Supongamos, sin embargo, que uno de esos socios capitalistas es un tipo especialmente espabilado y, tras estudiar atentamente el proceso de fabricación, aprende a producir el detergente sin ayuda del innovador. No solo no accederá a su chantaje, sino que prescindirá tranquilamente de él y, desde su nueva condición de CEO, podrá a su vez exigir más dividendos a los inversores que se han mantenido alejados de la gestión.

En un mundo así, el único ganador es el socio capitalista espabilado. El innovador acaba compuesto y sin empresa y el resto de los inversores obtienen una magra rentabilidad. Se trata de una estructura de incentivos que invita poco a emprender.

La vulnerabilidad estructural de los banqueros

«Diamond y Dybvig», explica la nota de prensa del Nobel, «demuestran que los bancos ofrecen una solución óptima a este problema». La clave es el tipo de contratos que introducen. Por un lado, garantizan a los depositantes la plena liquidez, es decir, pueden reclamar su dinero cuando lo deseen; por otro, proporcionan a los prestatarios créditos a largo plazo. Y salvo circunstancias tasadas y excepcionales, nada de esto puede renegociarse. Si a un banquero se le ocurriera, por ejemplo, empeorar radicalmente las condiciones de sus cuentas a la vista, se encontraría sin fondos de la noche a la mañana.

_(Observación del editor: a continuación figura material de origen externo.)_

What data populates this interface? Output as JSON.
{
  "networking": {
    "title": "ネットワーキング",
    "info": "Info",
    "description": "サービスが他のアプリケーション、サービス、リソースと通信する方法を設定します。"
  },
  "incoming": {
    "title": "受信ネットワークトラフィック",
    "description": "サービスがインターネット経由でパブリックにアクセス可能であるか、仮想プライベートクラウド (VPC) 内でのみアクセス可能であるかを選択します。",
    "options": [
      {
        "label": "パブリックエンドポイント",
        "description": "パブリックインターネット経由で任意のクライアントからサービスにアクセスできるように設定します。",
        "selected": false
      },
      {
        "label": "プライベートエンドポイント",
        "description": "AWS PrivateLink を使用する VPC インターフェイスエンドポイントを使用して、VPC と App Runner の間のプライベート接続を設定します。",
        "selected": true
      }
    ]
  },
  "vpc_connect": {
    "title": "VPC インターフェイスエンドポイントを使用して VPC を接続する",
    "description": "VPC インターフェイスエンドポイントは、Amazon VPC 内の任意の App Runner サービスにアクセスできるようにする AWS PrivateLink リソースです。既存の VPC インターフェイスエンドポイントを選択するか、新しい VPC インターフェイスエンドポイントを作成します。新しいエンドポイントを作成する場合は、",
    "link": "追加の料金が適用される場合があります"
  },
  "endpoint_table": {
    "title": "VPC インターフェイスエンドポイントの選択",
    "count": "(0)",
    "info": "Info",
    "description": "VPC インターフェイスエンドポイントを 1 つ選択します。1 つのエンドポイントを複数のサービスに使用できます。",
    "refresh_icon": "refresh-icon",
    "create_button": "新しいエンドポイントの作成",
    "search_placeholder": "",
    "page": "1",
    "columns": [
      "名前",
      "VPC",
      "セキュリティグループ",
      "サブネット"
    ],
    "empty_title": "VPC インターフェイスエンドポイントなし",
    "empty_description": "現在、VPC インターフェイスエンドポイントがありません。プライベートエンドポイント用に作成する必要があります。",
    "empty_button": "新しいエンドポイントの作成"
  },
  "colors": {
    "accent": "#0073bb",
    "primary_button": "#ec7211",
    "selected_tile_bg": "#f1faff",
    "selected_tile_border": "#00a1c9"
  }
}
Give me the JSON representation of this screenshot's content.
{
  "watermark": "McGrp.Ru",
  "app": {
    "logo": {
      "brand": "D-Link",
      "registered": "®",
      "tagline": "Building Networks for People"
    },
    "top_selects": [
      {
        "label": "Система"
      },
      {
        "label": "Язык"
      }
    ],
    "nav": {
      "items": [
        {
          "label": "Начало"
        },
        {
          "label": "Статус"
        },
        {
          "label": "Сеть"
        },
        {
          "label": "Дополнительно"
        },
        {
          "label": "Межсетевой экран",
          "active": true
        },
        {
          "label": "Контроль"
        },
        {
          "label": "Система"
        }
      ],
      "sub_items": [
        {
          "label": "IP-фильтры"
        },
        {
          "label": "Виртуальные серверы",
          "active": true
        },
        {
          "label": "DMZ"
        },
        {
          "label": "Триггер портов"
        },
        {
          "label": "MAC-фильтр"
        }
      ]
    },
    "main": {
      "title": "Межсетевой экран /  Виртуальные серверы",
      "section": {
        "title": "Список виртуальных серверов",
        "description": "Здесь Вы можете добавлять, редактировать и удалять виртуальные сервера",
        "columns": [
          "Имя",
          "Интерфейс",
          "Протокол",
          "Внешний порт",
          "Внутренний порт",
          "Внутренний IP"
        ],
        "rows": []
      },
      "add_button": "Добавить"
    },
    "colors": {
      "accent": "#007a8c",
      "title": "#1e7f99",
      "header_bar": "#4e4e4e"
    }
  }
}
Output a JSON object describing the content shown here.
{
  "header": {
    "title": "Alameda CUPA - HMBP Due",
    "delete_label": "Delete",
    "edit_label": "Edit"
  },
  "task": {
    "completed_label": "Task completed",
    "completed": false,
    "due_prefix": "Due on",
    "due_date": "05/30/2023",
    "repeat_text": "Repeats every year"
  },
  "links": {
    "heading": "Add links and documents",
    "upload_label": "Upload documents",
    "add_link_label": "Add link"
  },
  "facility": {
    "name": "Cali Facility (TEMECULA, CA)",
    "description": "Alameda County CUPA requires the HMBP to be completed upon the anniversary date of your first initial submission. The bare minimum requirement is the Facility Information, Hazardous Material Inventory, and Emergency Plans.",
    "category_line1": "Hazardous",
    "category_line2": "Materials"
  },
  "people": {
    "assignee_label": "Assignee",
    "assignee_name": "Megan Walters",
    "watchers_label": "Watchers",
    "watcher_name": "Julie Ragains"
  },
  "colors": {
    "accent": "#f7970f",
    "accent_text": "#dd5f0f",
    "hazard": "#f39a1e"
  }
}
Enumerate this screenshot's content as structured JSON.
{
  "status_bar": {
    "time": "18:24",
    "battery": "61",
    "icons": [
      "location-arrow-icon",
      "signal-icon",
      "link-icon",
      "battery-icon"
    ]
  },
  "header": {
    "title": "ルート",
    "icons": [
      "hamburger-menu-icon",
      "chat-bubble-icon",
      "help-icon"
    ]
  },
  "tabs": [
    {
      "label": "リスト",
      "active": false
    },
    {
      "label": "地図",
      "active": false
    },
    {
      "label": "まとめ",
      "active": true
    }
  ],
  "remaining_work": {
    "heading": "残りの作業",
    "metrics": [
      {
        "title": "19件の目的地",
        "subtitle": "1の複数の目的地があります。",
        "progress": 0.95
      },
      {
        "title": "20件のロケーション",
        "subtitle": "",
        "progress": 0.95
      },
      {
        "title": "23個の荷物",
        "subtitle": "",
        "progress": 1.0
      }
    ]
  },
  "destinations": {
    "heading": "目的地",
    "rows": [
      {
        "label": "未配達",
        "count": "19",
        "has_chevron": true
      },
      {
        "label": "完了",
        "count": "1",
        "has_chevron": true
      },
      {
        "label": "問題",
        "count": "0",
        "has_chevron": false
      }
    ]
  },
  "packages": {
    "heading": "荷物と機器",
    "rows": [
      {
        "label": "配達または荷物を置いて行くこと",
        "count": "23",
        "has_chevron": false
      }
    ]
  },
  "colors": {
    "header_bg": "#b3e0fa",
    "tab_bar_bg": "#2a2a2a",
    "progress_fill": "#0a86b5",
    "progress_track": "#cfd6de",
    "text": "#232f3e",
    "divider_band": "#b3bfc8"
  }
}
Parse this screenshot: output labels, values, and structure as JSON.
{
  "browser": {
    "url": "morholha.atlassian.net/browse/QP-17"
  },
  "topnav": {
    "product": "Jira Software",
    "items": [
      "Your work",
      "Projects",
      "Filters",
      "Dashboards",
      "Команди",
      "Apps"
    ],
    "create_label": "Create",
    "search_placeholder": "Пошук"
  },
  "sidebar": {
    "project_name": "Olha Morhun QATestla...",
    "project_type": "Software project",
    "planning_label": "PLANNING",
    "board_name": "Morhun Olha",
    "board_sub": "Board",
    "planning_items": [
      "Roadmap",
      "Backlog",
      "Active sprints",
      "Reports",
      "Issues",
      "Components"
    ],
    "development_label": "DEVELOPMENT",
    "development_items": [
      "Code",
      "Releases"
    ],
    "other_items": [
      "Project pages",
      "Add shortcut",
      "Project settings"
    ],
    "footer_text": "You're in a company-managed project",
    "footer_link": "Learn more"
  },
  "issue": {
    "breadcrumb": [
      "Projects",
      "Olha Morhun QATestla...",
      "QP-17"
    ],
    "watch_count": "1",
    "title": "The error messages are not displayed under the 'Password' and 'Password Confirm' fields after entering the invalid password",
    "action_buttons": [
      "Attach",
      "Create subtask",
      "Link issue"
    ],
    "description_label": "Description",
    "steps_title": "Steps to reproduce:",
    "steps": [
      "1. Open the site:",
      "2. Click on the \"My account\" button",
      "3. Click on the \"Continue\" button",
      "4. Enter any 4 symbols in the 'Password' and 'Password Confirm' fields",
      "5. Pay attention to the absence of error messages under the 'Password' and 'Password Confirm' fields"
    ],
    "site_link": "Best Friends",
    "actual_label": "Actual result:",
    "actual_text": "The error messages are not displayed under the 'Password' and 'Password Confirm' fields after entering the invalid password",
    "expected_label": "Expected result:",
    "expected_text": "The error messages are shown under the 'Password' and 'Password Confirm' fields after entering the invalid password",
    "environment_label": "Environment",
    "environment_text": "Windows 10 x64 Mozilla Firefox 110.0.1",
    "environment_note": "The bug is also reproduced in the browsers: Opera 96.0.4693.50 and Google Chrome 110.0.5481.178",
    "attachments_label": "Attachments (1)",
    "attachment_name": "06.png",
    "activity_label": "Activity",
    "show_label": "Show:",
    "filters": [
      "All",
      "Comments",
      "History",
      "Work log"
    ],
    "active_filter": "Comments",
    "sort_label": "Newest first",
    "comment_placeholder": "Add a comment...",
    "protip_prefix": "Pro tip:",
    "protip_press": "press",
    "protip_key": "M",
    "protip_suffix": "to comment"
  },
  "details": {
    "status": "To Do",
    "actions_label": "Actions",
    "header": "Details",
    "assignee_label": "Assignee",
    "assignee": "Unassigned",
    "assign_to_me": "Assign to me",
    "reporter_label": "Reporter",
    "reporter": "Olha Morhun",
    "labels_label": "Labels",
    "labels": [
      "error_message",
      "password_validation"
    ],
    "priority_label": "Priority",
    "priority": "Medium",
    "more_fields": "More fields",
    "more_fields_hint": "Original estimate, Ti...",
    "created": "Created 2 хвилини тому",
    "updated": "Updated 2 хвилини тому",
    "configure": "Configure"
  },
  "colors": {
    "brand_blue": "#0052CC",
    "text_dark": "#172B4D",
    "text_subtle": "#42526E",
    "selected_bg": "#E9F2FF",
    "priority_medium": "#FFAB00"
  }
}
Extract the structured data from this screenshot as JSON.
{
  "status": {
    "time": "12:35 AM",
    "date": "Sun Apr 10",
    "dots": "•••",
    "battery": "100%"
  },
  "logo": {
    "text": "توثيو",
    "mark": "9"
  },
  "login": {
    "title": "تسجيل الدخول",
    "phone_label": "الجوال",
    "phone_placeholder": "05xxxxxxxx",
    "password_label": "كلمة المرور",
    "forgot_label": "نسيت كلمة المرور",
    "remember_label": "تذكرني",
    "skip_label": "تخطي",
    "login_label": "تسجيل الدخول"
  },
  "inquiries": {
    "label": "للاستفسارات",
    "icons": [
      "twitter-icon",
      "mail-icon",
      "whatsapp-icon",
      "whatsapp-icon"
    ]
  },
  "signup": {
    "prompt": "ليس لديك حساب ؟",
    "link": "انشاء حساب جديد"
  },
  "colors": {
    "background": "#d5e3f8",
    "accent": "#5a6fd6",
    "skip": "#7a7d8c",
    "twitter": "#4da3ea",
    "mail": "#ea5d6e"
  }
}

Este nueva estructura de incentivos proporciona tranquilidad a inversores y emprendedores, estimula la actividad y explica por qué los príncipes no han desterrado la pestilencia de los bancos. Sin embargo, el análisis de Diamond y Dybvig también pone de relieve una debilidad estructural. La combinación de depósitos a corto plazo y préstamos a largo provoca inevitablemente situaciones en las que no existe liquidez suficiente para atender las retiradas de efectivo. La historia revela asimismo que estos pánicos no solo son letales para las entidades afectadas, sino para la sociedad en su conjunto. Como ha demostrado el tercer Nobel de este año, Ben Bernanke, fue la quiebra en cadena de entidades la que convirtió un contratiempo relativamente manejable, como el crac de Wall Street en octubre de 1929, en un pavoroso incendio que duró una década.

¿Cómo atajarlos?

Un remedio sería obligar a las entidades a mantener en sus cajas hasta el último céntimo que se les confía. Aunque eso acabaría con los pánicos, también impediría la transformación del ahorro a corto en inversión a largo, frustrando la financiación de numerosos proyectos. Diamond y Dybvig lo consideran, por ello, indeseable y postulan que los bancos centrales actúen como prestamistas de último recurso y el Estado avale los depósitos mediante un fondo de garantía.

Los banqueros y el riesgo moral

Queda por responder la cuestión de por qué ganan tanto los banqueros. La explicación no la dan los Nobel de este año, sino la teoría de juegos. En una economía avanzada, los intermediarios financieros mueven ingentes volúmenes de riqueza. ¿Cómo podemos estar seguros de que no van a aprovechar para forrarse a costa de los accionistas? Someterlos a una estricta vigilancia las 24 horas del día es irreal, así que se les remunera con cifras escandalosas, pero que desalientan el saqueo.

«Nuestras sociedades necesitan a gente rica», dice otro Nobel, Roger Myerson. «Del acierto con que banqueros y empresarios gestionen nuestro dinero depende nuestro bienestar. Si les pagamos mal, hallarán maneras de resarcirse que no nos resultarán tan beneficiosas».

¿No es eso injusto? Sin duda, pero el propio Friedrich Hayek alertaba de que las recompensas que otorga el mercado no se corresponden con lo que los hombres reconocen como mérito. Dependen de los vaivenes de la oferta y la demanda y, si bien no tienen nada que ver con lo que entendemos por virtud, son el modo más eficaz de asignar recursos.

Nada nos impediría interferir en el sistema y, de hecho, ha habido numerosos intentos a lo largo de la historia, pero se han resuelto, como observa Myerson, «con tasas de rentabilidad inferiores, más paro, talento desperdiciado…». Y concluye: «Podemos aliviar el sufrimiento de los pobres, pero la promesa socialista de un mundo sin clases es inviable por razones de riesgo moral».